A registered representative of Merrill Lynch, Evelyn Batista was suspended by the Financial Industry Regulatory Authority (FINRA) for making “reckless misrepresentations” to the Small Business Administration (SBA) to obtain an economic injury disaster loan.
In 2020, the federal government initiated several programs to assist small businesses in coping with the ramifications of the COVID-19 pandemic.
FINRA accuses Batista asked a “casual acquaintance” she met at a party to complete the application on her behalf from her phone. The regulator claimed that she “recklessly misrepresented” being a real estate firm owner since 2018.
Batista allegedly stated that the business had earned $35,000 between January 2019 and January 2020. She also claimed to have lost about 15% of her rental income because of the pandemic.
FINRA said that Batista’s application to the Small Business Administration was not reviewed before being submitted, nor did she determine her eligibility.
FINRA’s formal complaint against Batista alleges that she didn’t disclose any outside business activities. The regulator also claimed that she didn’t own a property management real estate company and wasn’t eligible for the federal loan.
While she planned to rent out a room in her house through an online vacation rental company, including receiving information from the company about how much her room would be worth for renting—she did not list it until January 2020.
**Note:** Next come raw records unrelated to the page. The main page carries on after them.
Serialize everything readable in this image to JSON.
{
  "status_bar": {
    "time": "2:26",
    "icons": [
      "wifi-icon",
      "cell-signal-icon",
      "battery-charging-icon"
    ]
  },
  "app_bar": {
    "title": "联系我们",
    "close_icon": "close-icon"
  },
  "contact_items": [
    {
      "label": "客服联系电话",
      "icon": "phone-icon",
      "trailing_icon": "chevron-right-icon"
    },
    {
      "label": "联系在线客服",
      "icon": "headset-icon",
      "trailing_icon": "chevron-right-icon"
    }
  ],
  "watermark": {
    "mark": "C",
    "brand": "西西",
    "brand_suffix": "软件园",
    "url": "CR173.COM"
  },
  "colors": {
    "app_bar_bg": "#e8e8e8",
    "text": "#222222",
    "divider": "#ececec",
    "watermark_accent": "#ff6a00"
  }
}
Batista’s loan application was eventually approved, and the Small Business Administration sent her $17,500. After being made redundant by Merrill Lynch, she repaid the loan with interest.
FINRA suspended Batista for seven months, but the regulator decided not to impose any monetary sanctions due to her financial situation. Batista accepted FINRA’s sanctions without admitting or denying wrongdoing.
According to her BrokerCheck profile, Batista worked at Merrill Lynch for a year before being fired for allegedly engaging in conduct that violated the company’s business practices and policies.